In honor of National Pie Day today, here is a guest post from my sister, Heather. (I don’t bake much, and I love guest posts almost as much as I love pie.) She was in charge of pies this year for Thanksgiving, and let’s just say she really hit it out of the park. Her Apple Butter Custard Pie was a creamy and delicious addition to the already impressive dessert lineup. It takes a seasoned baker to invent a pie recipe, especially one made from homemade apple butter!
Take it away, Heather:
“A few weeks ago, I was the recipient of what seemed like a bushel of Granny Smith apples from a friend’s backyard tree. (I admit to not knowing exactly what quantity constitutes a “bushel,” but let’s just say it was a lot of apples.) We snacked on the tart, small green apples for a week, and — although I’m not a big fan of cooked apples myself — I baked a pretty good apple pie. What remained still felt like a bushel of apples.
After looking around for something to do with the remaining apples, I settled on apple butter, which I’ve never tried to make but is the one cooked-apple thing I really do love. Here’s my recipe, culled from several versions I found in my cookbooks. Not only is this apple butter delicious on toast, it is also divine warmed and poured over vanilla ice cream (and of course in a pie, see below).
Homemade Apple Butter
5 lbs. (or more) unpeeled apples, cored and roughly chopped (enough to fill your large crock pot to almost overflowing)
4 cups organic sugar (I also think brown sugar would be great)
2 tsp. ground cinnamon
Pinch freshly ground nutmeg, to taste
1/4 tsp. salt
Place the apples in the crock pot, mound up as high as you can. Mix the sugar, cinnamon, nutmeg, and salt. Pour the mixture over the apples in the slow cooker and mix well. Cover and cook on high for 1 hour, then reduce the heat to low and cook 9-11 hours, stirring occasionally, until the mixture is thickened and dark brown. Use an immersion blender (or a lot of elbow grease and a whisk) to blend the mixture until smooth and creamy.

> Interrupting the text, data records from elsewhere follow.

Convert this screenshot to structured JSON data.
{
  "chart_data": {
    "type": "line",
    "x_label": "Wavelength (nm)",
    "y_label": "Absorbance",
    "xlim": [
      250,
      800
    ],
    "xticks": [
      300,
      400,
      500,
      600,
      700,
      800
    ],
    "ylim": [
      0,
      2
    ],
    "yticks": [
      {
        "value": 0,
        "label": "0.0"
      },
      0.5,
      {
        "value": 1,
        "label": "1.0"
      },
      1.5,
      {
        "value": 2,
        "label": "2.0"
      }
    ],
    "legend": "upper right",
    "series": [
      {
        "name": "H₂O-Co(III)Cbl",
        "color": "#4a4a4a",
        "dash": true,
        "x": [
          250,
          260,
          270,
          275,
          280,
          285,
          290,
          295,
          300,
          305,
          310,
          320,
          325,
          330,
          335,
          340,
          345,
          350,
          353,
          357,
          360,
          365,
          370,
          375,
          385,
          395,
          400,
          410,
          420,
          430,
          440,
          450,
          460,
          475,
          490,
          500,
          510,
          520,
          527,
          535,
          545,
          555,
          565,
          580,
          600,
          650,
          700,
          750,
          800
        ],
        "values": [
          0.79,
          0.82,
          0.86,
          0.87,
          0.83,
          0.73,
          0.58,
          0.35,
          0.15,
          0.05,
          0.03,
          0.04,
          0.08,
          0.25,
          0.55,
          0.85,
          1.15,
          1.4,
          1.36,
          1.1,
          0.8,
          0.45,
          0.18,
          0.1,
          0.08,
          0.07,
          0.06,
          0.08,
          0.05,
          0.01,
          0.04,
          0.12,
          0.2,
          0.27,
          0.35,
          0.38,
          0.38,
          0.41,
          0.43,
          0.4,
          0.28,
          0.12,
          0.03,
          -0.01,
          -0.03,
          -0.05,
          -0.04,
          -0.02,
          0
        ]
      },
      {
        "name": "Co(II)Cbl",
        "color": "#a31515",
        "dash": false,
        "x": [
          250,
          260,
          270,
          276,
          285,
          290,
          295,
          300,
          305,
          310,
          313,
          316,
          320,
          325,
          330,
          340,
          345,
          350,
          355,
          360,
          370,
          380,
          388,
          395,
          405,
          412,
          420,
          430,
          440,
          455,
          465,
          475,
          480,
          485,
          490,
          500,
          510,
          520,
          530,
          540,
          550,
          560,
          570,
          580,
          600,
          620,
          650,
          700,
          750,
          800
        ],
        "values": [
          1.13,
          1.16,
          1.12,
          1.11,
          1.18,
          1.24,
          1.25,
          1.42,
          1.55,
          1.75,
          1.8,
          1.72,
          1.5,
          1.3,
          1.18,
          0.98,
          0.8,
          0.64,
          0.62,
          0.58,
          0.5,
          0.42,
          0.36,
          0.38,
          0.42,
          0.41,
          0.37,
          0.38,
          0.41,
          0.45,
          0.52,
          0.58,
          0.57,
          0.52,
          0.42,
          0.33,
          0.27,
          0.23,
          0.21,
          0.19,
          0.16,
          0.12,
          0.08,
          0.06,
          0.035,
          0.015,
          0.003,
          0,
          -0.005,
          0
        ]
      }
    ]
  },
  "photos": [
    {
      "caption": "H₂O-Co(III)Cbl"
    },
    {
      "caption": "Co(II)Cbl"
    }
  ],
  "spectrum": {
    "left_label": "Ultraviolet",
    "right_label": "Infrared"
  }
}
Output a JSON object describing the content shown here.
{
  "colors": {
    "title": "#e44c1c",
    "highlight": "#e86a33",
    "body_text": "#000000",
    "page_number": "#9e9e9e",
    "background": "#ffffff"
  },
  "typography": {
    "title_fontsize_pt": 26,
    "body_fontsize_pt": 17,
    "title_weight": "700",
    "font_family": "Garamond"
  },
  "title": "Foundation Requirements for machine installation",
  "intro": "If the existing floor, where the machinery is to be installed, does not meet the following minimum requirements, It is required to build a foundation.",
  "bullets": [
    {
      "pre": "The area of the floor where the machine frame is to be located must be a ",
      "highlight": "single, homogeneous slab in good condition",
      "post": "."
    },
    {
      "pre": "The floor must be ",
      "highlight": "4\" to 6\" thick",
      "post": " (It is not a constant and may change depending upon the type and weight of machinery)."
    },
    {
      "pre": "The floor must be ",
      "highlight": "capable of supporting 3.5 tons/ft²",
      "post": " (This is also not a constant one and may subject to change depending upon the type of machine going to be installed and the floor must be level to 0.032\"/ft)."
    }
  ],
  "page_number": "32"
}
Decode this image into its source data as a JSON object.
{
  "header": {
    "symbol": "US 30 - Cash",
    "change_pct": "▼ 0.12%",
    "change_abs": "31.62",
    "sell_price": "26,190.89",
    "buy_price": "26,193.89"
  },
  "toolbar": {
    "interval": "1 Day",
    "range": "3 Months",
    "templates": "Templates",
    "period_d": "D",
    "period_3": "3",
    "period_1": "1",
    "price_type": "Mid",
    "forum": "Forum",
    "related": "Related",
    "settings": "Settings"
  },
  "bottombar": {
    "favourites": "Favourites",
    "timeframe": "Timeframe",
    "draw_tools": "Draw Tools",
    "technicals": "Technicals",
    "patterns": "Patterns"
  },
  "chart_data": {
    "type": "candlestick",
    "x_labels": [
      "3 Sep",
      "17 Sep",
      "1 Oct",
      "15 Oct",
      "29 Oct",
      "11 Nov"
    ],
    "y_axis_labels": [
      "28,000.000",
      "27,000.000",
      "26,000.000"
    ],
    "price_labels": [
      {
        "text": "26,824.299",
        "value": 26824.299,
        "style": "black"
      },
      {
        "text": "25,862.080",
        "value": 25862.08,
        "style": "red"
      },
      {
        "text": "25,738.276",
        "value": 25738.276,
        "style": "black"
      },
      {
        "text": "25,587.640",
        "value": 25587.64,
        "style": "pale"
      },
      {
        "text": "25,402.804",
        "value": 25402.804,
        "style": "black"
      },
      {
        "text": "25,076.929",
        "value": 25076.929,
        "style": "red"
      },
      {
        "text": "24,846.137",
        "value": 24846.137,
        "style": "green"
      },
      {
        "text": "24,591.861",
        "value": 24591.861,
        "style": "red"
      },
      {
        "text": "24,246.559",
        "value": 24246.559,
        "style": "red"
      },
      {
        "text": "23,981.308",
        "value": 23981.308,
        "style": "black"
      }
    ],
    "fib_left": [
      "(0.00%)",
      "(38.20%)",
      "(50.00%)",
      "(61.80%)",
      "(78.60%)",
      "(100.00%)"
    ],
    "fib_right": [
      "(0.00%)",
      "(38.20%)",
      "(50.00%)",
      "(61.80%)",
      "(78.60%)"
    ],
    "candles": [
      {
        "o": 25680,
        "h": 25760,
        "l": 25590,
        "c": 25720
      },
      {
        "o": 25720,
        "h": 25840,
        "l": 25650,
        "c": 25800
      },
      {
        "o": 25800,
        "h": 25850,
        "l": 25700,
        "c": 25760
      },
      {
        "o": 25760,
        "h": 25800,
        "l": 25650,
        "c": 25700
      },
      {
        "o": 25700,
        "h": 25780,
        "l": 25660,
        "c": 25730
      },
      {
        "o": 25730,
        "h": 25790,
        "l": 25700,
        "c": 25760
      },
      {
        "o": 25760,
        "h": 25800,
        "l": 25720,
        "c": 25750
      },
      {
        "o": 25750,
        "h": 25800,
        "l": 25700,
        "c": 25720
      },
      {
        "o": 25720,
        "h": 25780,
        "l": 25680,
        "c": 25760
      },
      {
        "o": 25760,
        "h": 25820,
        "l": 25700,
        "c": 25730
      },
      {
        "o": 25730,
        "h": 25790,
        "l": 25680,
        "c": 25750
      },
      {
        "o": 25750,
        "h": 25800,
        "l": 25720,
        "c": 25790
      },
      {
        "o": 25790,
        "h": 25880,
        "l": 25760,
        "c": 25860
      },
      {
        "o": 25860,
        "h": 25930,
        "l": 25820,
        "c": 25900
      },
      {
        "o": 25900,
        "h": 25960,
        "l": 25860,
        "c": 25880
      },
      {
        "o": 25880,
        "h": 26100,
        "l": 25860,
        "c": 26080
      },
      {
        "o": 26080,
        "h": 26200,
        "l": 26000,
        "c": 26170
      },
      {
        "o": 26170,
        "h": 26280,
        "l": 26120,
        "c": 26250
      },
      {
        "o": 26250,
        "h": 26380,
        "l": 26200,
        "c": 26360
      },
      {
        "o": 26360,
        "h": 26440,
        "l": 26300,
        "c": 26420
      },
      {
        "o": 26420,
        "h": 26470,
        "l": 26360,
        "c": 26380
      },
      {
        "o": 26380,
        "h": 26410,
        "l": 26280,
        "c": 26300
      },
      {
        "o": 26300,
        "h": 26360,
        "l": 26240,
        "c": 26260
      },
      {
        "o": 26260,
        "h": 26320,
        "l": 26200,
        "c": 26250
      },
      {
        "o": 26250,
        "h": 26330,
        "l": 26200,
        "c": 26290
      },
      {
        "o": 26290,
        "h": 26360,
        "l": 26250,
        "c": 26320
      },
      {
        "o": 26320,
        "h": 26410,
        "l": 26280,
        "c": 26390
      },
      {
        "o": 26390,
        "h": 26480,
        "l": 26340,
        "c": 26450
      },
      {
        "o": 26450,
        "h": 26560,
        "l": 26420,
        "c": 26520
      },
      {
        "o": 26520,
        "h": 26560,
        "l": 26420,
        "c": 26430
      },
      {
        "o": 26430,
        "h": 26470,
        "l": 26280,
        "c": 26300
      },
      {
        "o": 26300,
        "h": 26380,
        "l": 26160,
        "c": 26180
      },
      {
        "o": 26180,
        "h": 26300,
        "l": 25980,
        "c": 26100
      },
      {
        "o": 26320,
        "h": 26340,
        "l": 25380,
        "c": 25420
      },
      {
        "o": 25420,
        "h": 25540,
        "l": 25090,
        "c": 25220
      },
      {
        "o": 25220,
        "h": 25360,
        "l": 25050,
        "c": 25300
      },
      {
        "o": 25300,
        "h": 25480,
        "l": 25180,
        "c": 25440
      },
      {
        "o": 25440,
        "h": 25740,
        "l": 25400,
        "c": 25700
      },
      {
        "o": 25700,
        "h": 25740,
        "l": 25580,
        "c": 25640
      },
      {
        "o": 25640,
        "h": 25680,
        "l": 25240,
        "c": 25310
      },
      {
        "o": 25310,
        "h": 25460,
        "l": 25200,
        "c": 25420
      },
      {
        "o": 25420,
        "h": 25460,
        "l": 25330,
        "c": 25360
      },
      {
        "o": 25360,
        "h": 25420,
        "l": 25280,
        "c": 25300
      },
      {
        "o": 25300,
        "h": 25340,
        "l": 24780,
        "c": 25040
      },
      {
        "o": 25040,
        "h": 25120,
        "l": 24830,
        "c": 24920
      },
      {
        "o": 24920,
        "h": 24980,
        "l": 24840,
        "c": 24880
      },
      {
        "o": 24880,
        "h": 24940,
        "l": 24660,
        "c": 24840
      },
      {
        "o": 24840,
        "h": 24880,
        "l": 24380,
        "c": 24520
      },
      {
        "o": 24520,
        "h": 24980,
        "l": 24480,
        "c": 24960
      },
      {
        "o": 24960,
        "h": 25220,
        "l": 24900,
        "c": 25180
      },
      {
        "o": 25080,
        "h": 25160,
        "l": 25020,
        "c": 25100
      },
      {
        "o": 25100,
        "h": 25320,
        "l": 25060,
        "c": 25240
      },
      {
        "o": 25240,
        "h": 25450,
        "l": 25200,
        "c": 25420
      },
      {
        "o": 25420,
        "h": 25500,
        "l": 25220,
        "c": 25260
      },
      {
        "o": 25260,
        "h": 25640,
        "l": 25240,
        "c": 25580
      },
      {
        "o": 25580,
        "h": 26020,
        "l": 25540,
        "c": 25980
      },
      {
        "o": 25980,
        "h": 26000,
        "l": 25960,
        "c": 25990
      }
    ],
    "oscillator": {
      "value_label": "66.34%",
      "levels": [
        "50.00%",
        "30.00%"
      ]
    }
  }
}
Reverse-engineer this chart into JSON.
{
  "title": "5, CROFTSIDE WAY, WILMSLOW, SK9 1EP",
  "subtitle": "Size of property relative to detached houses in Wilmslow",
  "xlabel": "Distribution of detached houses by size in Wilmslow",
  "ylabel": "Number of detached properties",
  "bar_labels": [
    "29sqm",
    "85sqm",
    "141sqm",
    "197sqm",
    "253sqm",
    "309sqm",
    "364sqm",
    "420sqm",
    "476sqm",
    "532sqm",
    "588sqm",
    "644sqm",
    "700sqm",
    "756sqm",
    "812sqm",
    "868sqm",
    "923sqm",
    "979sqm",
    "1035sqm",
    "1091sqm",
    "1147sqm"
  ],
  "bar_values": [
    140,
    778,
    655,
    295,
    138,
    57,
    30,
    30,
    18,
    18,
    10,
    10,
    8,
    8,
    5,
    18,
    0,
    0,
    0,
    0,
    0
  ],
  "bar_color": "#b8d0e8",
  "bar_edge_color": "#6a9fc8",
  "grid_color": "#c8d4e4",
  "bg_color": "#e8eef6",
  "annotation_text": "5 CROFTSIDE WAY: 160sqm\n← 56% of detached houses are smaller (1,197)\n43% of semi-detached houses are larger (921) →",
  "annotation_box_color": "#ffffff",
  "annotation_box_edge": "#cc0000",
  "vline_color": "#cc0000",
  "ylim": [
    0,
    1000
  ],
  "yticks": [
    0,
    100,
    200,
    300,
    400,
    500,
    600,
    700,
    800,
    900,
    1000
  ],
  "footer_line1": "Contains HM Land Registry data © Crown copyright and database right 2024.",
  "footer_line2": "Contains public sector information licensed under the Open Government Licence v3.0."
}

This recipe makes a lot of apple butter. I gave jars to my mom, my in-laws, my colleagues at the Tattered Cover, and the friend who gave me the apples (but not to my loving older sister). And since I was on pie duty for Thanksgiving, I decided to attempt making a pie with it (in addition to the maple pumpkin, sweet potato, and bourbon pecan that were already on the menu). I used a basic pumpkin pie recipe, replacing the pumpkin, spices, and sugar with the apple butter. I also added an extra egg, to make sure the custard was nice and thick. It was only an experiment, but it was a huge success; even the kids loved it!
Apple Butter Custard Pie
1 9-inch pie crust (I love the recipe for pie crust in “Baking Illustrated” by the Cooks Illustrated folks, and you can find un-hydrogenated, organic, vegetarian shortening at Whole Foods)
3 large eggs
2 cups apple butter (My homemade apple butter was a little thin, so I let it drain for a couple of hours in cheese cloth. You can also use store-bought organic apple butter.)
1/2 tsp. kosher salt
1 cup heavy cream
Heavy whipping cream, sugar, and vanilla extract for topping.
Set an oven rack in the lower half of your oven and preheat to 350. Whisk together the eggs, apple butter, salt, and cream and pour into crust-lined pie dish. Bake until the center is set (but not really firm), about 60-70 minutes. Let cool to room temperature before serving. Top with freshly whipped cream, sweetened with a little sugar and vanilla.
Hmmm, since it’s National Pie Day and I’ve got pie on the brain, I just might make a potpie for dinner!”